Paradoxalement, c’est de cette matrice conservatrice que va naître une nouvelle génération peu regardante sur la pratique religieuse, s’instruisant et s’informant sur des supports en français, livres, journaux et périodiques. Cette génération va discrètement européaniser sa façon de vivre et particulièrement ses idées. Ce qui constituait au regard des membres de leurs propres familles, demeurées rigoristes, des innovations blâmables: des Bida’a. De cette bourgeoisie et de cette élite, vont émaner aghas, bachaghas, caïds, délégués financiers, officiers de l’armée française, interprètes, conseillers généraux, médecins, avocats, cadis ou muftis qui auront bon gré, mal gré, accepté de franciser leurs familles individualisées. Ce sont alors les premières filles allant à l’école française, au primaire, au lycée et jusqu’à la faculté. Ce seront les premières institutrices, les premières infirmières, et les premières secrétaires. A la moitié du 20e siècle, la plupart des familles citadines et certaines familles rurales avaient accepté, parfois sans avoir le choix, d’envoyer leurs filles à l’école française. Cette dernière institution étant considérée comme le cadre d’une éducation adaptée au temps; un lieu de savoir, de formation, d’instruction, d’enseignement, de savoir-vivre, d’éducation physique et sportive et de discipline. L’école moderne, par opposition à l’école coranique qui n’avait pas beaucoup à offrir en matière d’échanges pour affronter la modernité et ses impératifs, était surtout regardée comme le passage obligé pour la promotion sociale de tous, et des filles en particulier. Et on n’allait pas à l’école moderne voilée. D’ailleurs les filles qui fréquentaient à partir des années 40 les medersas du Cheikh Abdelhamid Benbadis y allaient aussi non voilées.

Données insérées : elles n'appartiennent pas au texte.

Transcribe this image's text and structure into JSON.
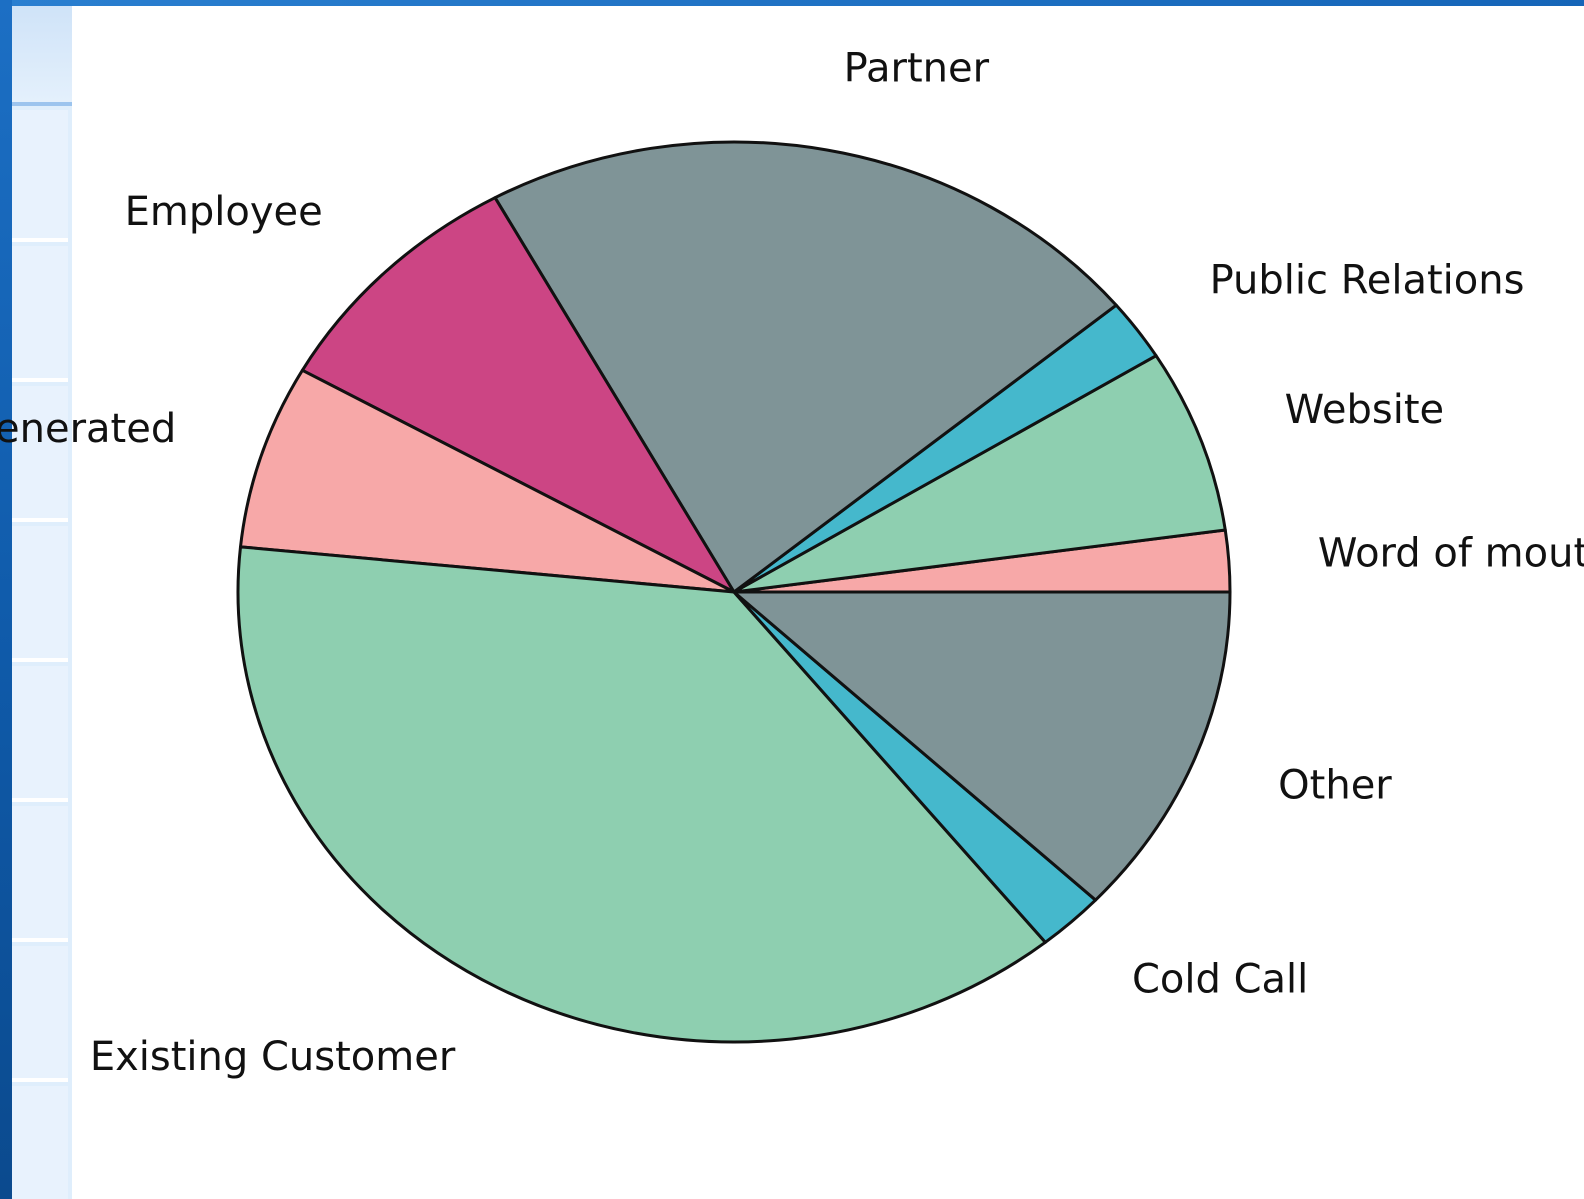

D’un autre côté, la timide industrialisation de l’Algérie et la création d’activités de services allaient appeler l’emploi d’une main-d’oeuvre féminine. Les travailleuses étaient issues des milieux sociaux pauvres, ou appauvris par la colonisation. L’emploi de la main-d’oeuvre féminine débuta également avec le 20e siècle. Les femmes algériennes étaient 1.520 en 1902, 7.533 en 1905, 21.397 en 1911 et 25.811 en 1924 à sortir travailler, sur une population autochtone estimée en ces périodes à entre 4 et 6 millions d’habitants. Elles étaient chiffonnières, travaillant dans des ateliers de triage de chiffons, elles étaient aussi femmes de ménage ou domestiques sinon ouvrières d’industries. Même si les ouvrières allaient, au début, au travail voilées, elles n’allaient pas tarder à ôter la mlaya à l’Est, du moins, cet habit de sortie ne véhiculait plus les valeurs dont les hommes l’avaient chargé.

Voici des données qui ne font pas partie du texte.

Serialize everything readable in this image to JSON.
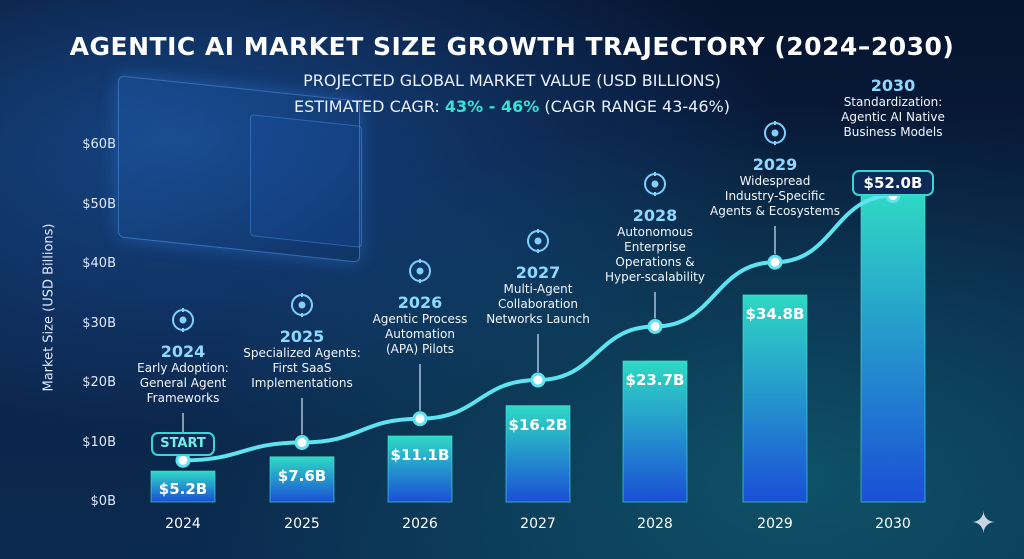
{
  "header": {
    "title": "AGENTIC AI MARKET SIZE GROWTH TRAJECTORY (2024–2030)",
    "subtitle": "PROJECTED GLOBAL MARKET VALUE (USD BILLIONS)",
    "cagr_prefix": "ESTIMATED CAGR: ",
    "cagr_value": "43% - 46%",
    "cagr_suffix": " (CAGR RANGE 43-46%)"
  },
  "start_label": "START",
  "colors": {
    "accent": "#3ad6d2",
    "bar_top": "#2fd9c4",
    "bar_bottom": "#1a4fd6",
    "line": "#5fe3f0"
  },
  "chart_data": {
    "type": "bar",
    "ylabel": "Market Size (USD Billions)",
    "ylim": [
      0,
      60
    ],
    "yticks": [
      "$0B",
      "$10B",
      "$20B",
      "$30B",
      "$40B",
      "$50B",
      "$60B"
    ],
    "categories": [
      "2024",
      "2025",
      "2026",
      "2027",
      "2028",
      "2029",
      "2030"
    ],
    "values": [
      5.2,
      7.6,
      11.1,
      16.2,
      23.7,
      34.8,
      52.0
    ],
    "value_labels": [
      "$5.2B",
      "$7.6B",
      "$11.1B",
      "$16.2B",
      "$23.7B",
      "$34.8B",
      "$52.0B"
    ],
    "trend_line_values": [
      7,
      10,
      14,
      20.5,
      29.5,
      40.3,
      51.5
    ],
    "grid": false,
    "annotations": [
      {
        "year": "2024",
        "lines": [
          "Early Adoption:",
          "General Agent",
          "Frameworks"
        ],
        "icon": "robot-icon"
      },
      {
        "year": "2025",
        "lines": [
          "Specialized Agents:",
          "First SaaS",
          "Implementations"
        ],
        "icon": "network-icon"
      },
      {
        "year": "2026",
        "lines": [
          "Agentic Process",
          "Automation",
          "(APA) Pilots"
        ],
        "icon": "gears-icon"
      },
      {
        "year": "2027",
        "lines": [
          "Multi-Agent",
          "Collaboration",
          "Networks Launch"
        ],
        "icon": "people-network-icon"
      },
      {
        "year": "2028",
        "lines": [
          "Autonomous",
          "Enterprise",
          "Operations &",
          "Hyper-scalability"
        ],
        "icon": "chip-icon"
      },
      {
        "year": "2029",
        "lines": [
          "Widespread",
          "Industry-Specific",
          "Agents & Ecosystems"
        ],
        "icon": "dollar-cycle-icon"
      },
      {
        "year": "2030",
        "lines": [
          "Standardization:",
          "Agentic AI Native",
          "Business Models"
        ],
        "icon": ""
      }
    ]
  }
}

A partir des années 1930, les Algériennes des villes découvrent les films, les journaux et les revues des pays arabes du Moyen-Orient, notamment égyptiens. Elles y voient des femmes arabes, et toutes considérées peut-être à tort comme musulmanes, habillées à l’européenne, et les cheveux libres. Oum Kaltoum - Fatima Ibrahim de son vrai nom - pour ne prendre que la plus célèbre d’entre elles, apparaît habillée à l’occidentale, cheveux libres et bien coiffés, dans Widad, l’esclave chanteuse, film de 1936, également en 1937 dans Nachid Al Amal. Comme se présentera devant le public l’autre star en 1938, Leïla Mourad, dans le film Yahia El-Hob. Et pour les Maghrébins en général et les Algériens en particulier, tout ce qui vient de l’Orient arabe est indûment sacralisé, et est censé être plus proche de la source et de l’originel. Ceci est valable pour tous les domaines. Les Algériennes firent aussi comme les femmes arabes orientales, elles occidentalisèrent leurs tenues de sortie, et abandonnèrent mlaya, haïk, etc. Durant la guerre de libération, les femmes combattantes de la liberté qui se sont battues à l’Est, comme toutes les héroïnes de la révolution, se sont habillées en treillis de combat, les cheveux soigneusement coupés sinon proprement noués en queue de cheval. Elles étaient fières, ces femmes. Dès 1970, la politique économique adoptée offrit beaucoup de postes de travail aux femmes, dans tous les secteurs, et celles-ci travaillaient dévoilées, elles étaient parfois plus efficaces, au même poste de travail, que leurs collègues masculins. Les années 1990 allaient voir l’importation, également d’Orient, d’autres façons de s’habiller pour les femmes, lors de leurs sorties. Et la gamme de choix de cette introduction est très variée. Les rues de nos villes grouillent, depuis, d’habits de sortie divers et hétéroclites: afghans, pakistanais, séoudiens, syriens, égyptiens, turcs, rarement algériens, et presque plus d’habits considérés comme universels.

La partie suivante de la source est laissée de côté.